A lymphocyte differential count more than 25% suggests a diagnosis of granulomatous disease [18]. Two important granulomatous conditions in the present study are tuberculosis (n=2) and sarcoidosis (n=1). In paucibacillary tuberculosis, which has a high frequency in India, BAL cytology is widely used when confirmatory microbiology is lacking [19,20]. Greco S et al., studied 88 sarcoidosis and 76 tuberculosis patients and showed that there are significant differences in BAL lymphocyte percentage. In sarcoidosis, the median lymphocyte percentage was found to be 30% versus 14% in tuberculosis [21]. In patients with miliary tuberculosis, the lymphocyte count in BAL fluid were significantly increased [19,22].

The typical BAL cellular profile in UIP consists predominantly of increased percentage of neutrophils [23,24]. Neutrophil counts greater than 5% and sometimes up to 30% are seen in majority of patients. Of the seven UIP cases in this study the neutrophil count varied from (16-40%). Few studies state that the number of neutrophils may be directly proportional to the extent of disease seen on High-Resolution Computed Tomography (HRCT) and hence are associated with a worse diagnosis [25]. Significant BAL lymphocytosis suggests a diagnosis other than UIP [26].

Bodal VK et al., have reported that bronchoscopy is a useful diagnostic tool and BAL was the most effective material with which 50.66% of suspected tuberculosis cases turned out positive for Mycobacterium tuberculosis bacilli on staining with Auramine followed by fluorescent microscopy in cases which were earlier reported as negative for Acid-fast bacilli on Ziehl-Neelsen staining [27].
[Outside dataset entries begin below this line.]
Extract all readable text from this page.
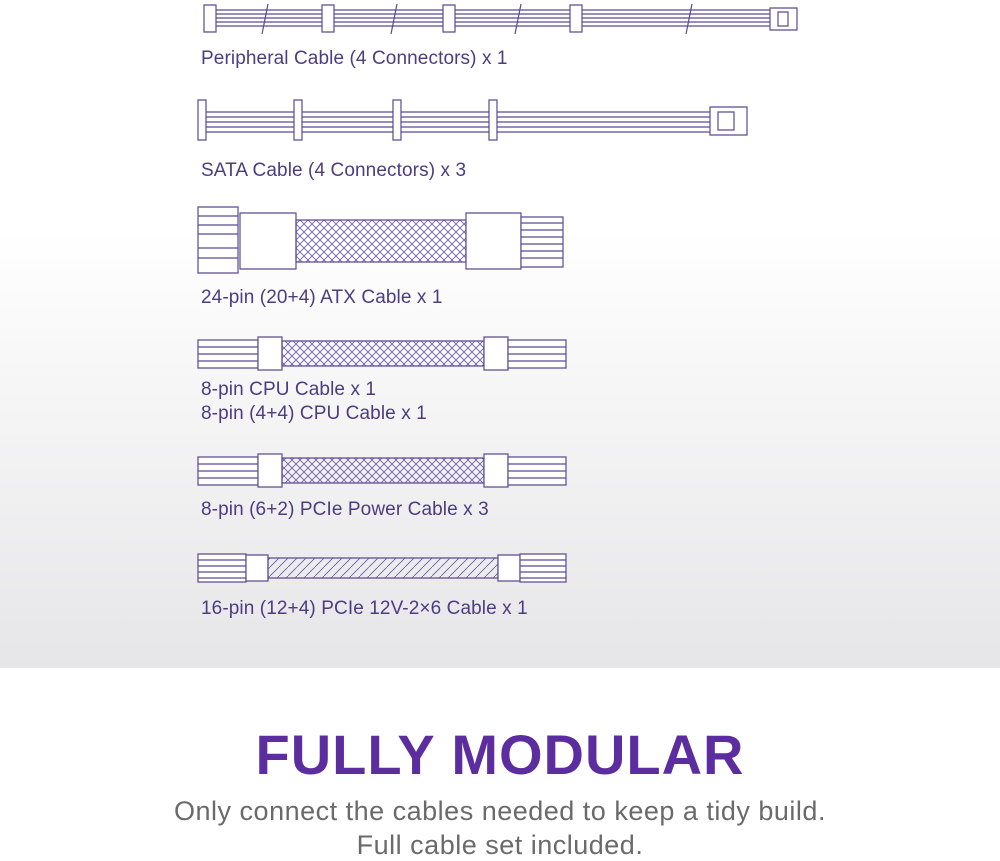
Peripheral Cable (4 Connectors) x 1
SATA Cable (4 Connectors) x 3
24-pin (20+4) ATX Cable x 1
8-pin CPU Cable x 1
8-pin (4+4) CPU Cable x 1
8-pin (6+2) PCIe Power Cable x 3
16-pin (12+4) PCIe 12V-2×6 Cable x 1
FULLY MODULAR
Only connect the cables needed to keep a tidy build.
Full cable set included.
A study conducted by Jois DS et al., correlated the diagnostic concordance of BAL, brush cytology and biopsy imprint smears with histopathological features on TBLB [28]. The standardised method for the reporting of both histopathological and cytological specimens was used. They concluded that a combination of cytological techniques is more useful than a single technique for the evaluation of lung lesions. In their study, they found that for malignancies, imprint smears had more sensitivity and specificity when it was judged against other cytological tests. Cytology and biopsy had poor concordance and level of agreement when non-neoplastic diseases were considered in general. The concordance improved (42.5%) when imprint smears were added as an adjunct to BAL procedure. However, biopsy retained its gold standard status in the study [28]. In contrast, we found superior concordance between cytology and biopsy.

Follow up of all the patients could not be done in this study. The results of this study have to be compared with prospective studies of BAL for validation. As the year 2020 made people suffer with the pandemic due to Covid-19, BAL and the number of lung biopsies sent to the pathology laboratory were drastically reduced.

Bronchoalveolar lavage as a diagnostic tool can be used for the diagnosis of various pulmonary conditions and also to obtain material for confirmation of the diagnosis. It is a less invasive technique which is preferred over needle biopsies and thoracoscopy. The data from the current study suggest that BAL differential cell counts per se contain diagnostic information of fundamental importance in frequently occurring non-neoplastic diseases in the community. Multi-centre studies are done which compare BAL with HRCT and histopathological pattern which may reduce the need for biopsies and provide information that can guide effective therapy. Future studies which investigate potential biomarkers in BAL that may predict the prognosis and response to therapeutic interventions shows that BAL has much more to contribute in the diagnosis of Non-neoplastic lung diseases.